Dar colo ou deixar chorar ?

Ao nascer, o bebê sai de um ambiente confortável e seguro – o útero – e tem contato com o desconforto, a necessidade e a ausência. Ainda está entendendo o que ocorre ao seu redor, por isso o que o acalma é a conhecida voz dos pais, o colo, o aconchego. O choro é praticamente a única forma de comunicar o seu incômodo. “A mãe e o par ou cuidadores mais próximos são os guias para essa longa jornada da vida. Essa experiência é fundamental para desenvolver a sensação de segurança e confiança”, destaca Giuliana. “Orientações que levam a mãe a evitar oferecer colo ao seu filho quando ele chora ignoram o fato de que o ser humano é um ser social e que, através do colo, encontra acolhimento e, principalmente, reconhecimento: somos humanos, somos frágeis e todos precisamos de amor. Amor demais não estraga ninguém, a falta dele sim”, atesta a pediatra.

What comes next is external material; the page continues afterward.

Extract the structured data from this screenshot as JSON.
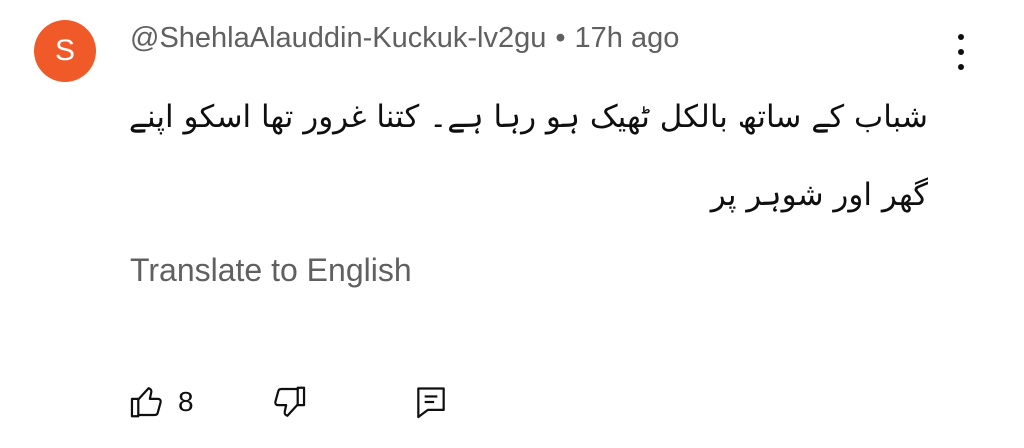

A médica acrescenta que os especialistas têm precisado desmitificar a ideia de que dar colo faz com que a criança fique mimada. “Estudos clínicos constataram que o colo é essencial para a sobrevivência e o desenvolvimento físico, psíquico e emocional das crianças, ao mesmo tempo que a falta dele pode causar distúrbios psíquicos, com consequências futuras na vida do ser humano”, alerta. “Isso porque a espécie humana é a única que precisa dessa interação física e emocional na primeira fase da vida. Nos primeiros momentos de vida, o bebê não reconhece o limite do seu próprio corpo, e será a partir do toque que isso se formará”, justifica.

Cuidados além

Segundo Lilian, os cuidados especiais deveriam ir além dos 100 primeiros dias: “A SPSP está trabalhando muito na importância dos 1.000 dias. Esse período engloba a gestação e os dois primeiros anos, que irão influenciar a qualidade de vida futura da criança.” Garantir nutrientes e estímulos adequados nesse período mais longo pode reduzir a mortalidade e danos ao desenvolvimento. De acordo com a SPSP, até doenças crônicas como diabetes e hipertensão poderiam ser evitadas.

A teoria defende a amamentação em livre demanda, ou seja,  que a mãe ofereça o peito sempre que ela ou o bebê quiserem ou sentirem necessidade.